The reports certainly seem to be reflected in the media, with UK banking institution Metro Bank reporting a sophisticated data breach in February 2019 whereby hackers intercepted text messages to gain access to bank accounts. Meanwhile, credit reporting firm Equifax reported that as many as 400,000 British accounts and 143 million U.S. accounts were compromised in a data breach in 2017 because one employee failed to heed security warnings and did not ensure the implementation of software fixes that would have prevented the breach.

This reflects an often overlooked truth about data breaches; although cyber attacks receive more attention in the press, it is more often human error or simple negligence that results in data breaches.

The Information Commissioner’s Office revealed in their yearly financial report for 2017/18 that 4 of the 5 leading causes of data breaches could be attributed to human error.

  • Data sent by email to incorrect recipient
  • Data posted/faxed to incorrect recipient
  • Loss/theft of paperwork
  • Failure to redact data

Human beings are inherently flawed, and the mistakes of an individual can jeopardise the entire business. Given the reputational and financial implications at stake, it is imperative that fintech directors understand which areas of the business are the most liable to cause a data breach.

Remote Workers

One type of employee that risks putting the wider business at risk is the remote worker. Telecommuting is an increasingly common working arrangement whereby employees are occasionally permitted to work from home, which has led to around 70% of people globally working remotely at least one day a week.

However, remote work carries additional security risks. An employee working with a company laptop in a coffee shop might be using a WiFi network that is not secure, allowing even basic hackers to gain access to private company data. Additionally, few employees can avoid using paper files and these confidential documents can quickly become lost or stolen in public places.

Employers should therefore clearly outline their remote employees’ responsibilities regarding confidentiality and data protection. They must also establish remote working security policies that remove the scope for costly mistakes, such as by specifying that all file downloads should be work-related. Other advisable policies include implementing device monitoring, rigorous password protection and asking that devices and files are only used in specific locations with secure WiFi networks.

Administration department

Another vulnerable area of any business is the administration department. Responsible for a business’ financial planning, record keeping and logistics, an administrator is often the backbone of an organisation. An administrator’s role is therefore crucial for avoiding a data breach, as if any of their responsibilities are performed incorrectly sensitive data could quickly be obtained by malicious third parties.

With so many documents moving through the admin department every day, sensitive information found on meeting notes, tax forms and financial reports can become lost or stolen if an effective process is not in place. A prerequisite should therefore be establishing a clean desk policy in the office, whereby all employees are required to declutter their work-spaces at the end of each day.

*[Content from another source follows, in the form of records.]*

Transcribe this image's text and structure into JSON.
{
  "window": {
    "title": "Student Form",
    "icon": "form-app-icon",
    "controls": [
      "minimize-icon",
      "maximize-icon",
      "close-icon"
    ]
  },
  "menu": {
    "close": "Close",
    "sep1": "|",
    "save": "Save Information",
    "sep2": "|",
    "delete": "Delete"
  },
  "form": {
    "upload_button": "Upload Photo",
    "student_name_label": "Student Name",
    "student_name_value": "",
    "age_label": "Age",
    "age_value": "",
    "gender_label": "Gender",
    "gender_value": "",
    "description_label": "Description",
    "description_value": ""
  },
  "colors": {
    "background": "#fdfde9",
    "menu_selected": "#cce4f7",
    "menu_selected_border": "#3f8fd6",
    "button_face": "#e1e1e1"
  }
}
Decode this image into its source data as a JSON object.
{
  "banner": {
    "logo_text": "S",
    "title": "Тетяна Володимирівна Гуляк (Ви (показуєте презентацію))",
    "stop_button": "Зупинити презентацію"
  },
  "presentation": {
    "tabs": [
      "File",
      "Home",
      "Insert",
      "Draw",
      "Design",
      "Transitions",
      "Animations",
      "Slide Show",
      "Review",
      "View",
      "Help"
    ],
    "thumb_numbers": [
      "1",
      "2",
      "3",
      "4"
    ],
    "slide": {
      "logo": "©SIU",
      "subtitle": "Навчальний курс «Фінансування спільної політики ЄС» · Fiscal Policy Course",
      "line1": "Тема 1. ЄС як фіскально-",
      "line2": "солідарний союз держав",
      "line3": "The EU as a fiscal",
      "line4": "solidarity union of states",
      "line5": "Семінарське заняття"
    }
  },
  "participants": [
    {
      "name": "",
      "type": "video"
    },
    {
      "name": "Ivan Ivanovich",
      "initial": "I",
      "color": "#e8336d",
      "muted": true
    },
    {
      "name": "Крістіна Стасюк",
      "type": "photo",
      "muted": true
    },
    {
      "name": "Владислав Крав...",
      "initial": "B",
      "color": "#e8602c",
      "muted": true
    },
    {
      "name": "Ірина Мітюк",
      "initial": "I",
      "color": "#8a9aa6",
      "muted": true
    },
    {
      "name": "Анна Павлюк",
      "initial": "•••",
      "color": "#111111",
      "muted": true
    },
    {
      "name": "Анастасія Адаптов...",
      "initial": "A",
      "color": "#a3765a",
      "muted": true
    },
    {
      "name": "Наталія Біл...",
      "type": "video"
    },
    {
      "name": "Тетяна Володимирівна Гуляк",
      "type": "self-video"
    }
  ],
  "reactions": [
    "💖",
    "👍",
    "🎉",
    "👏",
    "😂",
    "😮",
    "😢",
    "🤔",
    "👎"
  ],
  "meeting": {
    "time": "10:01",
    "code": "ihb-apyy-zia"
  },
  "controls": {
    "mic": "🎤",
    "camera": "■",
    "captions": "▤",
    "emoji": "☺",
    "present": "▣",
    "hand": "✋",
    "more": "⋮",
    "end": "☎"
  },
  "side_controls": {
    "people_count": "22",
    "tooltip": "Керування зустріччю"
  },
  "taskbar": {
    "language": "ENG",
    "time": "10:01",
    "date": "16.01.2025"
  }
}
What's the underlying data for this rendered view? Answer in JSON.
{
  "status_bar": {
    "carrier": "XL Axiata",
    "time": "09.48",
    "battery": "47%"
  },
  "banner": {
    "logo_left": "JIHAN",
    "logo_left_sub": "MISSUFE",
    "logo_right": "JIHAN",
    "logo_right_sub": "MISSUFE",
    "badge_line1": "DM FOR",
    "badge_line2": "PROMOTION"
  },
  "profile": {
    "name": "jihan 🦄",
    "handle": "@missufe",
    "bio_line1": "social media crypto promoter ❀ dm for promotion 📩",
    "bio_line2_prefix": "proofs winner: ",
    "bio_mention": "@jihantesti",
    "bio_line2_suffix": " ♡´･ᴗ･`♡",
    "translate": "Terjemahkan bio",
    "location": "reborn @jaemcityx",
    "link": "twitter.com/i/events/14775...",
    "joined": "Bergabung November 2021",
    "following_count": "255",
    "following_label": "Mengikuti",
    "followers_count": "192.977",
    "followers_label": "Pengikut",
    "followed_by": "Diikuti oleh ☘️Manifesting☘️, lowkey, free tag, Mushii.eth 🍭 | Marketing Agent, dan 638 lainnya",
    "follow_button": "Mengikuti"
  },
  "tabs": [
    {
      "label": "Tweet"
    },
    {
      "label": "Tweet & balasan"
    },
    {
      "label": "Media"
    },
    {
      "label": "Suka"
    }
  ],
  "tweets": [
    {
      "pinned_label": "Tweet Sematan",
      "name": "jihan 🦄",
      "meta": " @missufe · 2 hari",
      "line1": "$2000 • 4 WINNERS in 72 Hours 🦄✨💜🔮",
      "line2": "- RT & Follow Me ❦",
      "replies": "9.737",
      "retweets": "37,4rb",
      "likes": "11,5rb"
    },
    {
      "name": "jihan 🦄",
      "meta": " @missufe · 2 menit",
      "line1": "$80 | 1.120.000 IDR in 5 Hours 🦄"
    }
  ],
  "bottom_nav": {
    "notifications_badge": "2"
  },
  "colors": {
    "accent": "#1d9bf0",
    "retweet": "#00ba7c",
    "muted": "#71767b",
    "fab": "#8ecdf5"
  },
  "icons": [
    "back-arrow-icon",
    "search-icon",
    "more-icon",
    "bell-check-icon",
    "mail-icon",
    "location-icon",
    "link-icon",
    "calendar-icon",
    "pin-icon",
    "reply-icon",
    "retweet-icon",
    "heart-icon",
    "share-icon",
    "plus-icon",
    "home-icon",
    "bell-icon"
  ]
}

By implementing this rule, administrators will find it far easier to store and destroy sensitive documents. Any data that is still used and found in hard copy should be locked in storage cabinets overnight, with the most important files being stored off-site at a secure information management facility. Furthermore, documents that are no longer needed should be shredded immediately rather than thrown in waste bins, where they can be found and potentially used as blackmail or for fraudulent purposes.

Complacent managers

Complacency is perhaps the most common reason for a data breach, and higher-level managers who fail to promote data security best practices pose the greatest risk. Managers are responsible for setting the standard in cyber-security, but if they become complacent in implementing security awareness programmes their employees may begin to also forget their training.

Poor password management, opening suspect emails and leaving computers unlocked are all practices that creep into a business’ culture if an example is not set at the top. Not only should managers regularly encourage their staff to change their passwords and lock their devices, but they should also arrange for external training to be made available for all staff.

For example, managers should invest in up-to-date e-learning training sessions for both online and offline security, as well as invite IT experts to teach employees about common hacking risks and how they should respond to a successful data breach.

Key Takeaways

The rising threat of cyber attacks is undeniable, and companies of all shapes and sizes should ensure preparations are made to deal with direct attacks. However, financial services organisations cannot afford to neglect the cost of mistakes made by staff and any budget set aside for cyber-security should include resources for comprehensive training and secure document storage and disposal. Only then can the risk of human error be minimised.